3. Anti-Asian Racism in Gay Subcultures (2003-2004)

My very first research project in 2003 examined the effects of anti-Asian racism in gay subcultures on gay Asian subjectivities. Drawing on ethnographic and archival media research, it explored how sexual racism shapes gay spaces and desires and how these in turn materially constitute the sexual subjectivities of gay Asian men and the ways that they try to negotiate these environments. Although this was only an honours research project, the subsequent publications have travelled widely and I continue to get interview requests about this research.

Current Projects

4. Intimate Securityscapes of Racial Neoliberalism

My current monograph project attempts to trace the ways intimacy and security are increasingly intertwined under racial neoliberalism in the US, UK and Australia and the ways this conjunction shapes our everyday lives. It draws on 10 years of research across two projects, including media, archival, ethnographic and interview material. The books draws on a combination of various projects funded by a Discovery Early Career Researcher Award from the Australian Research Council, a ResearchSA Fellowship and two separate Postdoctoral Fellowships from the University of South Australia, an Australian Postgraduate Award from the Commonwealth of Australia and a College of Humanities and Social Sciences Research Award from the University of Sydney.

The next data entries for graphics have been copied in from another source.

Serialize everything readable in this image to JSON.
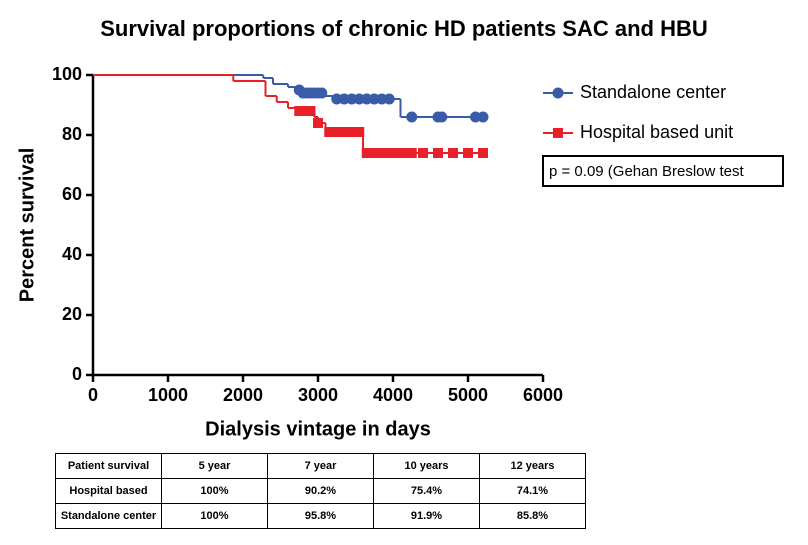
{
  "chart_data": {
    "type": "step",
    "title": "Survival proportions of chronic HD patients SAC and HBU",
    "x_label": "Dialysis vintage in days",
    "y_label": "Percent survival",
    "annotation": "p = 0.09 (Gehan Breslow test",
    "xlim": [
      0,
      6000
    ],
    "xticks": [
      0,
      1000,
      2000,
      3000,
      4000,
      5000,
      6000
    ],
    "ylim": [
      0,
      100
    ],
    "yticks": [
      0,
      20,
      40,
      60,
      80,
      100
    ],
    "grid": false,
    "series": [
      {
        "name": "Standalone center",
        "color": "#3a5ba8",
        "marker": "circle",
        "x": [
          0,
          2270,
          2400,
          2600,
          2700,
          2800,
          3100,
          3200,
          4100,
          5200
        ],
        "values": [
          100,
          99,
          97,
          96,
          95,
          94,
          93,
          92,
          86,
          86
        ],
        "censored_x": [
          2750,
          2800,
          2850,
          2900,
          2950,
          3000,
          3050,
          3250,
          3350,
          3450,
          3550,
          3650,
          3750,
          3850,
          3950,
          4250,
          4600,
          4650,
          5100,
          5200
        ],
        "censored_values": [
          95,
          94,
          94,
          94,
          94,
          94,
          94,
          92,
          92,
          92,
          92,
          92,
          92,
          92,
          92,
          86,
          86,
          86,
          86,
          86
        ]
      },
      {
        "name": "Hospital based unit",
        "color": "#e8202a",
        "marker": "square",
        "x": [
          0,
          1870,
          2300,
          2450,
          2600,
          2700,
          2950,
          3000,
          3100,
          3600,
          5200
        ],
        "values": [
          100,
          98,
          93,
          91,
          89,
          88,
          86,
          84,
          81,
          74,
          74
        ],
        "censored_x": [
          2750,
          2850,
          2900,
          3000,
          3150,
          3250,
          3350,
          3450,
          3550,
          3650,
          3750,
          3850,
          3950,
          4050,
          4150,
          4250,
          4400,
          4600,
          4800,
          5000,
          5200
        ],
        "censored_values": [
          88,
          88,
          88,
          84,
          81,
          81,
          81,
          81,
          81,
          74,
          74,
          74,
          74,
          74,
          74,
          74,
          74,
          74,
          74,
          74,
          74
        ]
      }
    ]
  },
  "table": {
    "header": [
      "Patient survival",
      "5 year",
      "7 year",
      "10 years",
      "12 years"
    ],
    "rows": [
      [
        "Hospital based",
        "100%",
        "90.2%",
        "75.4%",
        "74.1%"
      ],
      [
        "Standalone center",
        "100%",
        "95.8%",
        "91.9%",
        "85.8%"
      ]
    ]
  }
}
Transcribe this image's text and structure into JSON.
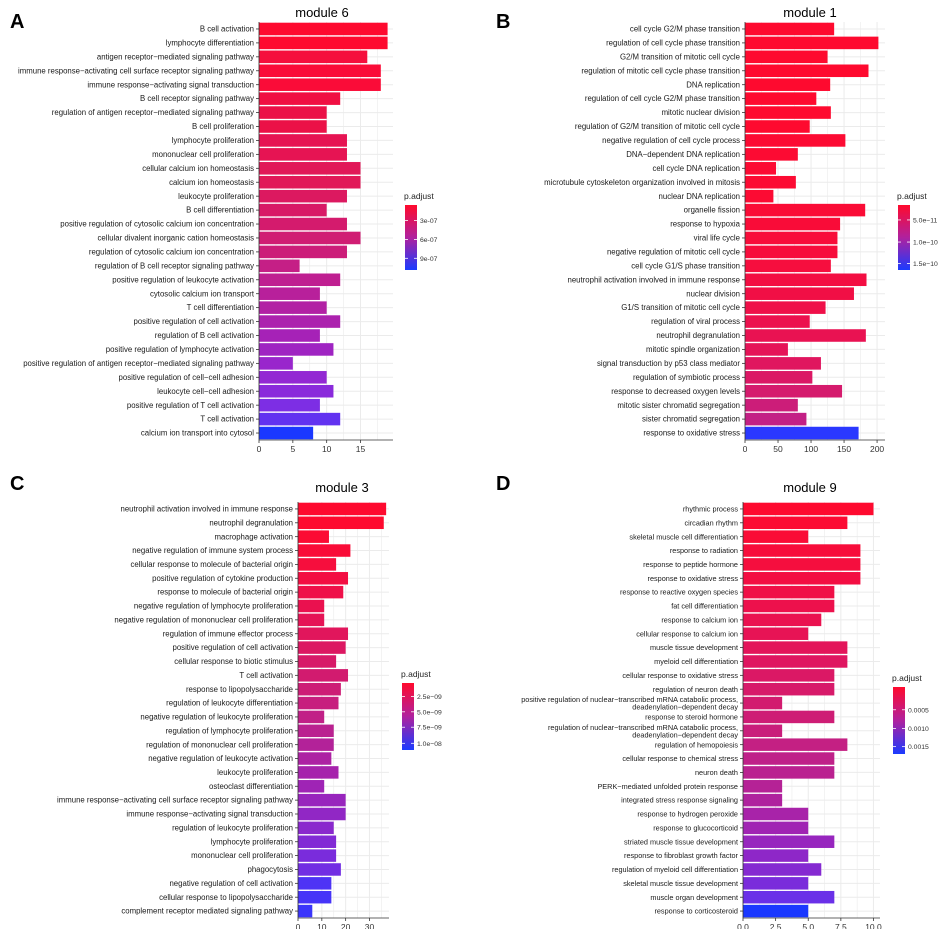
{
  "figure": {
    "legend_title": "p.adjust"
  },
  "chart_data": [
    {
      "panel": "A",
      "type": "bar",
      "orientation": "horizontal",
      "title": "module 6",
      "xlim": [
        0,
        19.8
      ],
      "xticks": [
        0,
        5,
        10,
        15
      ],
      "xtick_labels": [
        "0",
        "5",
        "10",
        "15"
      ],
      "legend": {
        "title": "p.adjust",
        "ticks": [
          {
            "frac": 0.24,
            "label": "3e-07"
          },
          {
            "frac": 0.53,
            "label": "6e-07"
          },
          {
            "frac": 0.82,
            "label": "9e-07"
          }
        ]
      },
      "categories": [
        "B cell activation",
        "lymphocyte differentiation",
        "antigen receptor−mediated signaling pathway",
        "immune response−activating cell surface receptor signaling pathway",
        "immune response−activating signal transduction",
        "B cell receptor signaling pathway",
        "regulation of antigen receptor−mediated signaling pathway",
        "B cell proliferation",
        "lymphocyte proliferation",
        "mononuclear cell proliferation",
        "cellular calcium ion homeostasis",
        "calcium ion homeostasis",
        "leukocyte proliferation",
        "B cell differentiation",
        "positive regulation of cytosolic calcium ion concentration",
        "cellular divalent inorganic cation homeostasis",
        "regulation of cytosolic calcium ion concentration",
        "regulation of B cell receptor signaling pathway",
        "positive regulation of leukocyte activation",
        "cytosolic calcium ion transport",
        "T cell differentiation",
        "positive regulation of cell activation",
        "regulation of B cell activation",
        "positive regulation of lymphocyte activation",
        "positive regulation of antigen receptor−mediated signaling pathway",
        "positive regulation of cell−cell adhesion",
        "leukocyte cell−cell adhesion",
        "positive regulation of T cell activation",
        "T cell activation",
        "calcium ion transport into cytosol"
      ],
      "values": [
        19,
        19,
        16,
        18,
        18,
        12,
        10,
        10,
        13,
        13,
        15,
        15,
        13,
        10,
        13,
        15,
        13,
        6,
        12,
        9,
        10,
        12,
        9,
        11,
        5,
        10,
        11,
        9,
        12,
        8
      ],
      "colors": [
        "#fe0a2f",
        "#fe0a2f",
        "#f50f3d",
        "#fa0c38",
        "#fa0c38",
        "#f00f42",
        "#eb1147",
        "#eb1147",
        "#e61453",
        "#e61453",
        "#e11858",
        "#e11858",
        "#dc1960",
        "#d81966",
        "#d41b6d",
        "#d01d73",
        "#cc1d79",
        "#c51f86",
        "#bf1f91",
        "#b8209b",
        "#b221a4",
        "#ac22ae",
        "#a622b7",
        "#9f24c2",
        "#9926cc",
        "#9328d3",
        "#8a2adb",
        "#7d2ee4",
        "#6232f0",
        "#1a38ff"
      ]
    },
    {
      "panel": "B",
      "type": "bar",
      "orientation": "horizontal",
      "title": "module 1",
      "xlim": [
        0,
        212
      ],
      "xticks": [
        0,
        50,
        100,
        150,
        200
      ],
      "xtick_labels": [
        "0",
        "50",
        "100",
        "150",
        "200"
      ],
      "legend": {
        "title": "p.adjust",
        "ticks": [
          {
            "frac": 0.23,
            "label": "5.0e−11"
          },
          {
            "frac": 0.57,
            "label": "1.0e−10"
          },
          {
            "frac": 0.9,
            "label": "1.5e−10"
          }
        ]
      },
      "categories": [
        "cell cycle G2/M phase transition",
        "regulation of cell cycle phase transition",
        "G2/M transition of mitotic cell cycle",
        "regulation of mitotic cell cycle phase transition",
        "DNA replication",
        "regulation of cell cycle G2/M phase transition",
        "mitotic nuclear division",
        "regulation of G2/M transition of mitotic cell cycle",
        "negative regulation of cell cycle process",
        "DNA−dependent DNA replication",
        "cell cycle DNA replication",
        "microtubule cytoskeleton organization involved in mitosis",
        "nuclear DNA replication",
        "organelle fission",
        "response to hypoxia",
        "viral life cycle",
        "negative regulation of mitotic cell cycle",
        "cell cycle G1/S phase transition",
        "neutrophil activation involved in immune response",
        "nuclear division",
        "G1/S transition of mitotic cell cycle",
        "regulation of viral process",
        "neutrophil degranulation",
        "mitotic spindle organization",
        "signal transduction by p53 class mediator",
        "regulation of symbiotic process",
        "response to decreased oxygen levels",
        "mitotic sister chromatid segregation",
        "sister chromatid segregation",
        "response to oxidative stress"
      ],
      "values": [
        135,
        202,
        125,
        187,
        129,
        108,
        130,
        98,
        152,
        80,
        47,
        77,
        43,
        182,
        144,
        140,
        140,
        130,
        184,
        165,
        122,
        98,
        183,
        65,
        115,
        102,
        147,
        80,
        93,
        172
      ],
      "colors": [
        "#fe0a2f",
        "#fe0a2f",
        "#fe0a2f",
        "#fe0a2f",
        "#fe0a2f",
        "#fe0a2f",
        "#fe0a2f",
        "#fe0a2f",
        "#fc0b33",
        "#fc0b33",
        "#fc0b33",
        "#fc0b33",
        "#fc0b33",
        "#fa0c36",
        "#f90c38",
        "#f80d3a",
        "#f70d3c",
        "#f60e3e",
        "#f30e42",
        "#f10f45",
        "#ef1049",
        "#ec114e",
        "#e91252",
        "#e51458",
        "#e0165f",
        "#db1865",
        "#d51b6d",
        "#cc1d79",
        "#c32085",
        "#2a38ff"
      ]
    },
    {
      "panel": "C",
      "type": "bar",
      "orientation": "horizontal",
      "title": "module 3",
      "xlim": [
        0,
        38.2
      ],
      "xticks": [
        0,
        10,
        20,
        30
      ],
      "xtick_labels": [
        "0",
        "10",
        "20",
        "30"
      ],
      "legend": {
        "title": "p.adjust",
        "ticks": [
          {
            "frac": 0.2,
            "label": "2.5e−09"
          },
          {
            "frac": 0.43,
            "label": "5.0e−09"
          },
          {
            "frac": 0.66,
            "label": "7.5e−09"
          },
          {
            "frac": 0.9,
            "label": "1.0e−08"
          }
        ]
      },
      "categories": [
        "neutrophil activation involved in immune response",
        "neutrophil degranulation",
        "macrophage activation",
        "negative regulation of immune system process",
        "cellular response to molecule of bacterial origin",
        "positive regulation of cytokine production",
        "response to molecule of bacterial origin",
        "negative regulation of lymphocyte proliferation",
        "negative regulation of mononuclear cell proliferation",
        "regulation of immune effector process",
        "positive regulation of cell activation",
        "cellular response to biotic stimulus",
        "T cell activation",
        "response to lipopolysaccharide",
        "regulation of leukocyte differentiation",
        "negative regulation of leukocyte proliferation",
        "regulation of lymphocyte proliferation",
        "regulation of mononuclear cell proliferation",
        "negative regulation of leukocyte activation",
        "leukocyte proliferation",
        "osteoclast differentiation",
        "immune response−activating cell surface receptor signaling pathway",
        "immune response−activating signal transduction",
        "regulation of leukocyte proliferation",
        "lymphocyte proliferation",
        "mononuclear cell proliferation",
        "phagocytosis",
        "negative regulation of cell activation",
        "cellular response to lipopolysaccharide",
        "complement receptor mediated signaling pathway"
      ],
      "values": [
        37,
        36,
        13,
        22,
        16,
        21,
        19,
        11,
        11,
        21,
        20,
        16,
        21,
        18,
        17,
        11,
        15,
        15,
        14,
        17,
        11,
        20,
        20,
        15,
        16,
        16,
        18,
        14,
        14,
        6
      ],
      "colors": [
        "#fe0a2f",
        "#fe0a2f",
        "#fc0b33",
        "#f90c38",
        "#f60e3d",
        "#f30e42",
        "#ef1049",
        "#ea114f",
        "#e51456",
        "#e1165c",
        "#dc1862",
        "#d71a68",
        "#d21b6f",
        "#cd1d76",
        "#c71f7e",
        "#c12087",
        "#ba2190",
        "#b32299",
        "#ad22a3",
        "#a623ac",
        "#9f24b5",
        "#9825bd",
        "#9127c5",
        "#8a28cd",
        "#822ad5",
        "#7a2cdc",
        "#722ee3",
        "#4e33f5",
        "#4634f8",
        "#3a35fb"
      ]
    },
    {
      "panel": "D",
      "type": "bar",
      "orientation": "horizontal",
      "title": "module 9",
      "xlim": [
        0,
        10.5
      ],
      "xticks": [
        0,
        2.5,
        5,
        7.5,
        10
      ],
      "xtick_labels": [
        "0.0",
        "2.5",
        "5.0",
        "7.5",
        "10.0"
      ],
      "legend": {
        "title": "p.adjust",
        "ticks": [
          {
            "frac": 0.34,
            "label": "0.0005"
          },
          {
            "frac": 0.62,
            "label": "0.0010"
          },
          {
            "frac": 0.89,
            "label": "0.0015"
          }
        ]
      },
      "categories": [
        "rhythmic process",
        "circadian rhythm",
        "skeletal muscle cell differentiation",
        "response to radiation",
        "response to peptide hormone",
        "response to oxidative stress",
        "response to reactive oxygen species",
        "fat cell differentiation",
        "response to calcium ion",
        "cellular response to calcium ion",
        "muscle tissue development",
        "myeloid cell differentiation",
        "cellular response to oxidative stress",
        "regulation of neuron death",
        "positive regulation of nuclear−transcribed mRNA catabolic process, deadenylation−dependent decay",
        "response to steroid hormone",
        "regulation of nuclear−transcribed mRNA catabolic process, deadenylation−dependent decay",
        "regulation of hemopoiesis",
        "cellular response to chemical stress",
        "neuron death",
        "PERK−mediated unfolded protein response",
        "integrated stress response signaling",
        "response to hydrogen peroxide",
        "response to glucocorticoid",
        "striated muscle tissue development",
        "response to fibroblast growth factor",
        "regulation of myeloid cell differentiation",
        "skeletal muscle tissue development",
        "muscle organ development",
        "response to corticosteroid"
      ],
      "values": [
        10,
        8,
        5,
        9,
        9,
        9,
        7,
        7,
        6,
        5,
        8,
        8,
        7,
        7,
        3,
        7,
        3,
        8,
        7,
        7,
        3,
        3,
        5,
        5,
        7,
        5,
        6,
        5,
        7,
        5
      ],
      "colors": [
        "#fe0a2f",
        "#fc0b33",
        "#fa0c36",
        "#f70d3b",
        "#f50e3e",
        "#f30e42",
        "#f01047",
        "#ed114c",
        "#ea1250",
        "#e71355",
        "#e3155a",
        "#df1660",
        "#db1865",
        "#d71a6a",
        "#d21b6f",
        "#ce1d75",
        "#c91e7b",
        "#c42083",
        "#bf2189",
        "#ba2190",
        "#b52296",
        "#af229e",
        "#a823a9",
        "#a024b3",
        "#9726be",
        "#8e27c8",
        "#852ad1",
        "#7a2cdb",
        "#6a30e8",
        "#1a38ff"
      ]
    }
  ],
  "panels_text": [
    {
      "letter": "A"
    },
    {
      "letter": "B"
    },
    {
      "letter": "C"
    },
    {
      "letter": "D"
    }
  ]
}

5. Fostering Global Digital Citizenship: Diaspora Youth in a Connected World (2019-2021)

Chief Investigators: Dr Amelia Johns (University of Technology, Sydney), Dr Jessica Walton (Deakin University), Dr Gilbert Caluya (University of Melbourne) and Prof. Anita Heiss (Deakin University)

Brief Description: This project will identify the global digital citizenship dimensions of diaspora youth’s everyday digital media use. It will investigate how these practices can be fostered through digital citizenship policy and programs to improve the inclusion and participation of culturally diverse youth and maximise their effectiveness. Rather than the more common focus on risks and vulnerability, this new approach could advance understandings of the opportunity and capacity of diaspora youth digital experience. Findings will be used to strengthen digital citizenship initiatives in Australian secondary schools, to connect them more closely to global citizenship education programs, and to enhance the engagement of a diverse student body.

6. Everyday Racism in a Digital Era (2018-2020)

Researchers: Dr Gilbert Caluya, Dr Lachlan MacDowall, and Dr Yassir Morsi (Research Assistant)

This project explores what happens to everyday racism in the digital era. Most research on online racism has tended to focus on following white nationalist/far-right groups online and tracing racist speech (which continue fruitful lines of inquiry from offline research into racism based on social movements theory and verbal discrimination). This project explores how the digital technologies and imaginaries shape and influence the form of everyday racism in digital cultures.